Given such statistics, the recent TB outbreak is no surprise. There is neither the infrastructure nor the human resources to screen for, treat, and prevent TB in Malawi’s prisons. The arrival of MDR-TB in the prisons is a threatening consequence of such poor conditions. Acquired either by transmission from an individual with MDR-TB or mismanagement of TB treatment, Dr Chijozi warns that the MDR-TB is a major public health concern. She noted that standard treatment for MDR-TB is notoriously brutal. It lasts 24 months, over twice as long as treatment for TB, and requires that the patient be completely isolated to avoid transmission to others. Currently, six cases of MDR-TB have been identified across Malawi’s prisons, but without the capacity to treat the existing cases, Malawi is at high risk of a surge in MDR-TB cases. Not only is this a public health emergency within prisons, but it is also a threat to all of Malawi as infected prisoners are released from prison into society.

Globally, prisoners are considered vulnerable populations—having little power over their own circumstances and lives. That is, ultimately, what prisons [and the justice system] are designed to do: to punish individuals convicted of overstepping their civic rights by stripping them of their civil rights. As a result, however, prisoners are often victims of human rights violations. The rise in TB and MDR-TB cases among Malawian prisoners demonstrates negligence and abuse of prisoners’ human rights. Prisoners are being exposed to substandard living conditions that are detrimental to their health. That is surely not part of their sentences. Making matters worse, many of the convicted prisoners are there for petty crimes, born out of poverty and desperation. According to Dr Chijozi, about 30% of prisoners cannot afford lawyers—a testament to their socio-economic status. In addition, many of the individuals in prisons are there on remand—in other words, they are waiting for trial. This means that people are forced into terrible living conditions, where their lives are at risk, before they are even found guilty for an alleged crime.

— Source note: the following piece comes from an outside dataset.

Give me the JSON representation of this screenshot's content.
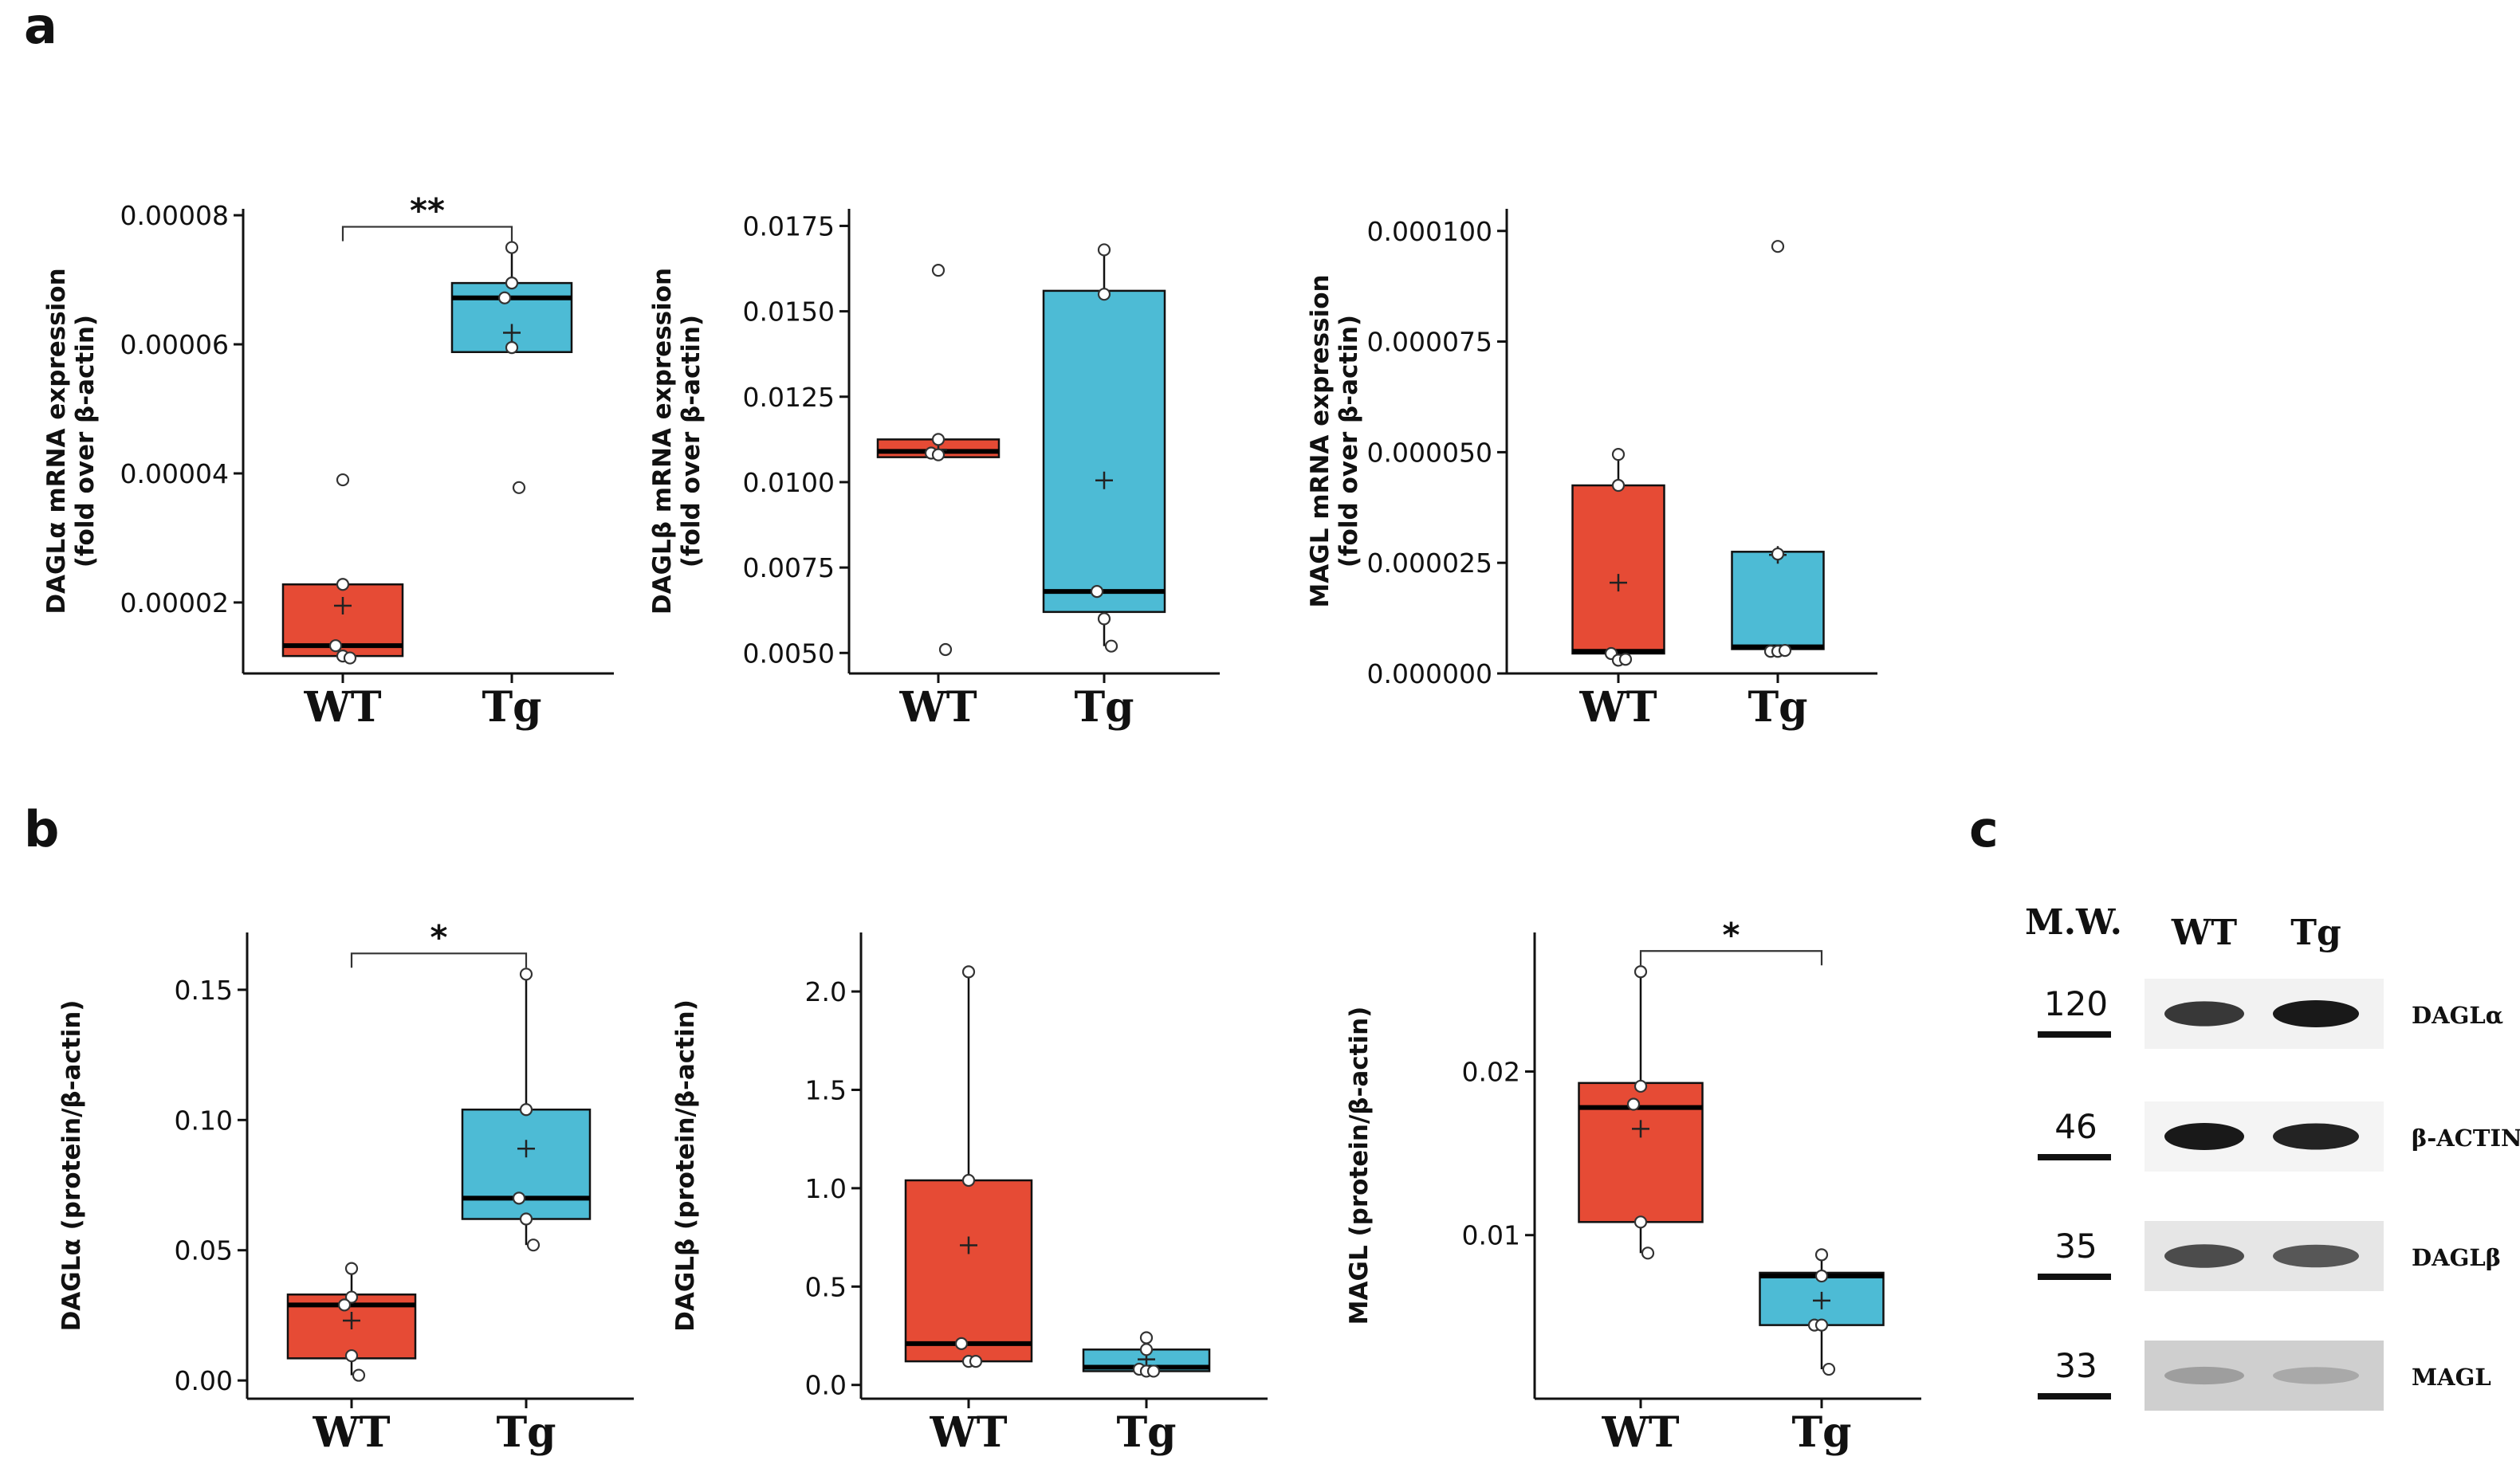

The stakeholder interface meeting was critical in bringing awareness to increasing TB rates in Malawi’s prisons and bridging gaps between Parliamentarians’ mandate and civil society organisations’ (CSOs) work. Stakeholders present agreed that action must be taken—both at the national and community level. Members of Parliament stated their political will to act and improve living conditions for the prisoners and called upon CSOs to bring them more evidence, more policy recommendations, and more reason for action. As noted by Thokozile Phiri-Nkhoma, the Executive Director of FACT, “Today it is MDR-TB, who knows tomorrow could be Ebola, we need policy dialogues to change the discourse of our approaches on health by bringing in policymakers. It is high time we intensively engaged our politicians on matters that will transform our response to broader health rights issues.” As we take a break from our work and spend time with our loved ones over the holidays, may we remember those who do not have that freedom. And as we set New Year’s resolutions, let us not forget those who are so often forgotten. May we make 2019 the year where justice and human rights are upheld for all.

 

Emma Heneine and Claire Jensen are researchers with the African Institute for Development Policy (AFIDEP). Views, thoughts and opinions expressed in the article are solely those of the authors and do not necessarily reflect the official position of AFIDEP.